PGA Tour Accused of Hypocrisy After Banning Two Players for Gambling Breaches

PGA Tour SuperstoreGolf legend Phil Mickelson has very openly admitted to having a gambling problem, having wagered more than $1 billion on various sports over the years.

Those included taking cash bets with other players during official events and accusations that he even tried to wager on the 2012 Ryder Cup that he was playing in. But the PGA Tour – where Mickelson plied his trade for two decades before his controversial switch to LIV Golf – never saw fit to sanction ‘Lefty’ for his betting.

All of which makes their decision to suspend two second-tier players for gambling ‘offences’, which saw them bet on an exhibition tournament, all the more galling….

Vince India and Jake Staiano, who ply their trade on the PGA Tour’s feeder circuit, the Korn Ferry Tour, have been suspended after being charged with violating the PGA TOUR’s Integrity Program – despite wagering on a tournament they weren’t even involved in.

Hypocrite Warning

India has been banned for six months, from September 2023 to March 2024, with Staiano facing a shorter spell on the sidelines until December.

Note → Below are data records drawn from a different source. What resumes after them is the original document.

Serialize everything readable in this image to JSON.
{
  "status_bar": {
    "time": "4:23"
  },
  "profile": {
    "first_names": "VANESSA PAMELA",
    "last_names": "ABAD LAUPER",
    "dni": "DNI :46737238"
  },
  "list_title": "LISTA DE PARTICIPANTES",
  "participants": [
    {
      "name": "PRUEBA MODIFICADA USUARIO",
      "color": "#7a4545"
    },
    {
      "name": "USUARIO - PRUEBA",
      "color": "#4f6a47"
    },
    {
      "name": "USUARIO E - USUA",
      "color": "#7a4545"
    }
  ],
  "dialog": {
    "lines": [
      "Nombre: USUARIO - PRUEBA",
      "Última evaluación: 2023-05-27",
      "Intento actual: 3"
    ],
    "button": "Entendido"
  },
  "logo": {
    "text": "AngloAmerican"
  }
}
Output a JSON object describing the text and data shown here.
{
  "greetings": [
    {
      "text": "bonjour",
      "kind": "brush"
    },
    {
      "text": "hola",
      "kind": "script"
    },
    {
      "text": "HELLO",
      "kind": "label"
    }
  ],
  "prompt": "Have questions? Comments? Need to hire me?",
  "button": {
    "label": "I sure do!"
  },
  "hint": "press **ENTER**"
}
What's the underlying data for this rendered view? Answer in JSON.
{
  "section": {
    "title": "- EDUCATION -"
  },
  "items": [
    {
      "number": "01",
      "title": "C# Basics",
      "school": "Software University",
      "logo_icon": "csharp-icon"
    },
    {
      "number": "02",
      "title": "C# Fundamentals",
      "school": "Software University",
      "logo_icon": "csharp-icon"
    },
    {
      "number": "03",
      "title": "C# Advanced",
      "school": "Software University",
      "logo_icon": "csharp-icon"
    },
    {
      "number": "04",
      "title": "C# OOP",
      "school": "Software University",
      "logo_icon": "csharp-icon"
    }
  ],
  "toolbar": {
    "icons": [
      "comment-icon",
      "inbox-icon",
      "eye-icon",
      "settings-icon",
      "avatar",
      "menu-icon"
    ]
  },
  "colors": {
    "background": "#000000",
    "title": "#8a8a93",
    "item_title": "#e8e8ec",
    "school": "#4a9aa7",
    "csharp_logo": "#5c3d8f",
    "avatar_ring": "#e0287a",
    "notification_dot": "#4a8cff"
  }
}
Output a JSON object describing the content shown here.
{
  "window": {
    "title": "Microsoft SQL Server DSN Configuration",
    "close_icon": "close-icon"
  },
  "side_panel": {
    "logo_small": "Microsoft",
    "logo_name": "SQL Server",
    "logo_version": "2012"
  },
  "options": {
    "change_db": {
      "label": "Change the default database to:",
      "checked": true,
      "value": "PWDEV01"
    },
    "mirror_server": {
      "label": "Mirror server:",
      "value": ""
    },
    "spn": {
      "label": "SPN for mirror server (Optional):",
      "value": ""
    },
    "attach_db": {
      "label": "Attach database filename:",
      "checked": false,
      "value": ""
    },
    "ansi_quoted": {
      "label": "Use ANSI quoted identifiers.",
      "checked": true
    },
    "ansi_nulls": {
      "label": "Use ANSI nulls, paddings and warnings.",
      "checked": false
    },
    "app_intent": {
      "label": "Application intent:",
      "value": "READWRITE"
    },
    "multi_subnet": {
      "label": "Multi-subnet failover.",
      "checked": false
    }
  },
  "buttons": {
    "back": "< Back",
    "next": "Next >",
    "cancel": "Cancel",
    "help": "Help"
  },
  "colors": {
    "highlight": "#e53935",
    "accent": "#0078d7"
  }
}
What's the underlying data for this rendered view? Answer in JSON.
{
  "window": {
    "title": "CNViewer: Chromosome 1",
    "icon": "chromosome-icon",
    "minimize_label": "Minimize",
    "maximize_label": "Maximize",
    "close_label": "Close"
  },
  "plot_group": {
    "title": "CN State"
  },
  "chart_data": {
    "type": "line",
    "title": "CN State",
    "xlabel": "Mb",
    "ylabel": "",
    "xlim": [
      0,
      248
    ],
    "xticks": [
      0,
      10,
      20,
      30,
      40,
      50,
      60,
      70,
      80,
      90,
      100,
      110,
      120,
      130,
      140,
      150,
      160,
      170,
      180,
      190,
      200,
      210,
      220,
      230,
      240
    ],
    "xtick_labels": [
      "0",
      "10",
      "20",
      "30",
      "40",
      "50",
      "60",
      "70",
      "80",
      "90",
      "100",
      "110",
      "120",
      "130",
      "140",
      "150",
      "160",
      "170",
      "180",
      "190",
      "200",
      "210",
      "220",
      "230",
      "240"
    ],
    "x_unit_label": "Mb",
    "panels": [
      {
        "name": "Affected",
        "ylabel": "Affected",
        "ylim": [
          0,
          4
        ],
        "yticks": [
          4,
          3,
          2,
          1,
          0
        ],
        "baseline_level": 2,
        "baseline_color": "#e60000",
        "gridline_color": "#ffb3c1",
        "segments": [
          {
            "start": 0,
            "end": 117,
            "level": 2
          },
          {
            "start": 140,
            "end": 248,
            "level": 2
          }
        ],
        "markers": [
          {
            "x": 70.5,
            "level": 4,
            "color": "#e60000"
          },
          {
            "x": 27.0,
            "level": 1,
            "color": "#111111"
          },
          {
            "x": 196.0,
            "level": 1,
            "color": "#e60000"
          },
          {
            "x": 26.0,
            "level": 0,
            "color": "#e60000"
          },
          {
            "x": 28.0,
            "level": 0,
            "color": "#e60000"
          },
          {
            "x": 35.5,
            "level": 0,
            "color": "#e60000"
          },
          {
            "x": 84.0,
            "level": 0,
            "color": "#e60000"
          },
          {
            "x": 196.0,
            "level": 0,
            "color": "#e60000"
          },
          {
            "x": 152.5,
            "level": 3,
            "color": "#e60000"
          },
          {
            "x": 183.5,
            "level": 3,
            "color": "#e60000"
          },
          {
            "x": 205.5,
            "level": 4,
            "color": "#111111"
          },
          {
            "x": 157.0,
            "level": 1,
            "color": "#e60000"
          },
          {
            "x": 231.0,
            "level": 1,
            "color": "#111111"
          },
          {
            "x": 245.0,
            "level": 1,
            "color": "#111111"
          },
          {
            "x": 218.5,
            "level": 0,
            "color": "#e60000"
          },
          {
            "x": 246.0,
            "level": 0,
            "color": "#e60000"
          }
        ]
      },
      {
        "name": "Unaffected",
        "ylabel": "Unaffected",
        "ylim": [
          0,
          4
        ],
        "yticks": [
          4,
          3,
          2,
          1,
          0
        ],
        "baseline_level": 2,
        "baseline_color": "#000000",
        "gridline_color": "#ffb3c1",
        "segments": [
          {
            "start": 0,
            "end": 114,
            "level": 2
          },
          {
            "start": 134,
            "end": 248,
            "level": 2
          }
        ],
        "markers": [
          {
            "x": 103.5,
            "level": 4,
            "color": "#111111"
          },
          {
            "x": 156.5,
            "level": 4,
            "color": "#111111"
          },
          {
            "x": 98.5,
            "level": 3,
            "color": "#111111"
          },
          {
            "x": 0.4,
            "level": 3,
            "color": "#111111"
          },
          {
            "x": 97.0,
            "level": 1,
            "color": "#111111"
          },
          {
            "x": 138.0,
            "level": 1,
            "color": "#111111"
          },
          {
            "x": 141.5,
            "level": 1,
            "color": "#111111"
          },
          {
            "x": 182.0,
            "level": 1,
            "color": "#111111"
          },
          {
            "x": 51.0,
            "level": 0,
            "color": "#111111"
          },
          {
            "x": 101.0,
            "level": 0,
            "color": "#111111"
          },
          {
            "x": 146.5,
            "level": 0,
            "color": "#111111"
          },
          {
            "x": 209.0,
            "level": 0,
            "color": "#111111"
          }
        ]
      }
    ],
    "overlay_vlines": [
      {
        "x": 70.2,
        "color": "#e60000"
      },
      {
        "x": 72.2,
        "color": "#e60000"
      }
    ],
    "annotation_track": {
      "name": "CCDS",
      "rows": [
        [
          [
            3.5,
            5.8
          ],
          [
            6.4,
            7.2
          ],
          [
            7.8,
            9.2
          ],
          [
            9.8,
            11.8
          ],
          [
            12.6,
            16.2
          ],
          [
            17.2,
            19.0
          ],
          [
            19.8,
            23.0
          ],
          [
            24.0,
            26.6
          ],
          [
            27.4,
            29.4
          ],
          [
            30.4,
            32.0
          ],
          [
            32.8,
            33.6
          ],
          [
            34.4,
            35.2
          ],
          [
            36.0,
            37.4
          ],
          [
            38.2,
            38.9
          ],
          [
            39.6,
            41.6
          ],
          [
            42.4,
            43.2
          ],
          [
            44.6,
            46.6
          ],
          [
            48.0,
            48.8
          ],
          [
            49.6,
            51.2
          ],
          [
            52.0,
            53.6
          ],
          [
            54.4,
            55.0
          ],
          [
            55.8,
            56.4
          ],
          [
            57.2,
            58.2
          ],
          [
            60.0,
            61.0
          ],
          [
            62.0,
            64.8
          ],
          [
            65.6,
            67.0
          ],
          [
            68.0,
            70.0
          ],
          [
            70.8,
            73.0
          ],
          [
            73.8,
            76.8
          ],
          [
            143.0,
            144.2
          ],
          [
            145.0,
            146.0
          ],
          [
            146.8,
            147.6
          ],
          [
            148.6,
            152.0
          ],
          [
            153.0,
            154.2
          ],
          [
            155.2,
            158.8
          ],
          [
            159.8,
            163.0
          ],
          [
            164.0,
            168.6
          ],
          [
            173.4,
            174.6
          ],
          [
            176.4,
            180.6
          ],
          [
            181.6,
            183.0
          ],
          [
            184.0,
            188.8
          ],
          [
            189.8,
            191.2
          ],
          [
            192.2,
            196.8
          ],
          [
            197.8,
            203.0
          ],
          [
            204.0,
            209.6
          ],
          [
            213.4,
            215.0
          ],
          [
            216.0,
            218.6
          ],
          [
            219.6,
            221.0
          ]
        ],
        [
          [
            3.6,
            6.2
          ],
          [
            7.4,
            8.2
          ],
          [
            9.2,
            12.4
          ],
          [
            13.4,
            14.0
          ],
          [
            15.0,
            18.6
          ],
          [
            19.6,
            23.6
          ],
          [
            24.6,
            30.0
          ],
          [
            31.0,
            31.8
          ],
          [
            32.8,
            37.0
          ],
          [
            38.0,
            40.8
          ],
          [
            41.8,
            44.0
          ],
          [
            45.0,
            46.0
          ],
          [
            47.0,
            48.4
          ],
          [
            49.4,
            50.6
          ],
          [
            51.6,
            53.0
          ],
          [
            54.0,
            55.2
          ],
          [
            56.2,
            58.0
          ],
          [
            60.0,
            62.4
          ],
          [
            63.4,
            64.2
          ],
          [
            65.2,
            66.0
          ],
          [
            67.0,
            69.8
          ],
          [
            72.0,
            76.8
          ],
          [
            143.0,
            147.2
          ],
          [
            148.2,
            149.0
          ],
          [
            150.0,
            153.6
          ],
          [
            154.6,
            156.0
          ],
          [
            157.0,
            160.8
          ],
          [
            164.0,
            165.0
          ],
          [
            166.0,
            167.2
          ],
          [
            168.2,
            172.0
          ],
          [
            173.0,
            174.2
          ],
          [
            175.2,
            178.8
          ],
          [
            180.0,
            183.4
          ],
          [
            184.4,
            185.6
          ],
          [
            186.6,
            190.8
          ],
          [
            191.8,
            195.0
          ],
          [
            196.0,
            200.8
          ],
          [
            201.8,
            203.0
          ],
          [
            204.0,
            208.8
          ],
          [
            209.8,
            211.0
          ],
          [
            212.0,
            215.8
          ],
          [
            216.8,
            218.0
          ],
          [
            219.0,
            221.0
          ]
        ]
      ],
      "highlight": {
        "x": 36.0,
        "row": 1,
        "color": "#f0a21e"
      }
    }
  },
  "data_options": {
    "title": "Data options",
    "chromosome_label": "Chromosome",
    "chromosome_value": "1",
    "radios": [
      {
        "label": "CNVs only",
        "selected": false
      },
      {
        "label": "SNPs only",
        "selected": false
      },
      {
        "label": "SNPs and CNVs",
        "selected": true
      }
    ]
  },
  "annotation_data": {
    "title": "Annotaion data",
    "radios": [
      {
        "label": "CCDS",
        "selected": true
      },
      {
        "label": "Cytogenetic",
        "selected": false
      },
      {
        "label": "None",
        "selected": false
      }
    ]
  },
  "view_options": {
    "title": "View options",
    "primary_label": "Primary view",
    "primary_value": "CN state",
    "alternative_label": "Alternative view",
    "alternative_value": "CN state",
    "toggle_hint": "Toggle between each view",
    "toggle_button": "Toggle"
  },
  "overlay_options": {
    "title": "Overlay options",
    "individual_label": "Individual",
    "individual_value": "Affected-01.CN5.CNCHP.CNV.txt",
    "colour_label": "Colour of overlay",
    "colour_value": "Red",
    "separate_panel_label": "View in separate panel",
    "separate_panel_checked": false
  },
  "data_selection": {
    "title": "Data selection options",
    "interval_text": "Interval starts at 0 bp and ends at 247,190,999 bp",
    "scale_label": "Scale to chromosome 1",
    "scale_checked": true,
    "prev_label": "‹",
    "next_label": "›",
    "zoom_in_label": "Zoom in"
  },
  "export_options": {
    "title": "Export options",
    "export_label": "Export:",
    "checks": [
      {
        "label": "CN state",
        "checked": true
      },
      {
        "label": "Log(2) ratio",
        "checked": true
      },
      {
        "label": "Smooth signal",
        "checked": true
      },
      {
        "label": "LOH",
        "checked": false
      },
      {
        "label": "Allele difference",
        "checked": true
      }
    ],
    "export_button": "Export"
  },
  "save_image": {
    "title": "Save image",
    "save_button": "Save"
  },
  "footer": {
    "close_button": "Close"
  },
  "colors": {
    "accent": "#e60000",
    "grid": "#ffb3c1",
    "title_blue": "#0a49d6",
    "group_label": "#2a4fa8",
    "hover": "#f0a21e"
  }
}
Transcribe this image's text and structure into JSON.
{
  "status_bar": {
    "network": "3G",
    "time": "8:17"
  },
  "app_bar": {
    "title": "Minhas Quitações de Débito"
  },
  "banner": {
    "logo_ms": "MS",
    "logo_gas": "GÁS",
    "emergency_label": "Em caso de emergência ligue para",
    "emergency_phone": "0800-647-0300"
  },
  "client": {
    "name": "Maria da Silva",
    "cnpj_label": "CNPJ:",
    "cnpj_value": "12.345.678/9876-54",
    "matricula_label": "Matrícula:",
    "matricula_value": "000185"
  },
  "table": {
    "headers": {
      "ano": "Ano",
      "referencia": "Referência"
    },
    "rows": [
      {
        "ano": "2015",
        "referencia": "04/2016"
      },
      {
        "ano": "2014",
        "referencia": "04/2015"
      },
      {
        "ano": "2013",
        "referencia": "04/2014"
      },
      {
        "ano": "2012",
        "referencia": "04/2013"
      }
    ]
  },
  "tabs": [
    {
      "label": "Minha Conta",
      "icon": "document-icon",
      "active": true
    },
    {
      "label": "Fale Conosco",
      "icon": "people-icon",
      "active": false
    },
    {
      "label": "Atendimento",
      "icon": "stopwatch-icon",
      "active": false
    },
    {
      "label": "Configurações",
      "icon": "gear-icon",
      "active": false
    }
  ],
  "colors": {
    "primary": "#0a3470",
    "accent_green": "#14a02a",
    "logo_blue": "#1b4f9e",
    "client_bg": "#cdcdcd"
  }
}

According to PGA Tour officials, the pair violated rules that prohibit them from betting on tour events – despite the fact that they weren’t playing in the tournaments in question.

However, their Integrity Program document confirms that gambling is a no-no, detailing a list of prohibitions that includes ‘any covered person, directly or indirectly, betting on the outcome or any other aspect of any PGA TOUR Event, any other professional golf competition or any elite amateur golf competition (including Olympic Golf) anywhere in the world (“professional golf event”)’.

India has since taken to X (Twitter) to apologise for his ‘knowing’ breaching of the rules, while Staiano called in to the Monday Q Info to explain himself – which included the revelation that the four bets he placed totalled just $116.20 (£94.31).

The 27-year-old will now be prohibited from entering the PGA Tour’s Q School, which will prevent him from trying to further his career.

Three of Staiano’s bets were placed on ‘The Match’, a one-off exhibition contested by rivals Brooks Koepka and Bryson DeChambeau in 2021 which, at best, is a flimsy application of the Integrity Program’s rules on what constitutes a ‘professional golf event’.

“It is what it is,” Staiano said. “I’ve accepted my punishment; it is what it is. Fair or not, people can argue that. I just wanted to make sure other guys understand exactly what happened so that they don’t make the same mistakes.”

Mickelson, whose billion dollar avalanche of bets threatened the sheer integrity of the sport, went – and continues to go – completely unpunished.

Gambling with the Mob

The six-time major winner has repeatedly denied placing the alleged $400,000 wager on the Ryder Cup, which was detailed by professional gambler Billy Walters in his recent book, who claimed that Mickelson wanted to bet on the American team to win – they would subsequently lose by a single point.

Even if that’s the case, there’s no doubting the jaw-dropping scale of Mickelson’s gambling. It has been reported that Lefty, as he is known, would use intermediaries to place his wagers for him – including one unnamed individual who was involved in an illegal gambling operation. They received nearly $3 million from Mickelson’s bank account.

And then there were the court papers that linked the 53-year-old to a mob-controlled bookmaker in Detroit. Don ‘Dandy’ DeSeranno allegedly took bets from high rollers during his near decade-long stint as a fixer, and was even accused of duping Mickelson out of $500,000.

DeSeranno made the revelation as part of a racketeering case involving Jack Giacalone, a known organised crime boss in Michigan. Dandy himself was known to be an associate of the infamous La Cosa Nostra, the Sicilian Mafia family that acted as the inspiration for silver screen classics such as The Godfather franchise and The Sopranos.

Mickelson also formed a betting partnership with Walters, who said of his one-time friend: “In all the decades I’ve worked with partners and beards, Phil had accounts as large as anyone I’d seen. You don’t get those accounts without betting millions of dollars.”

It’s been suggested that PGA Tour chiefs knew of their star player’s predilection.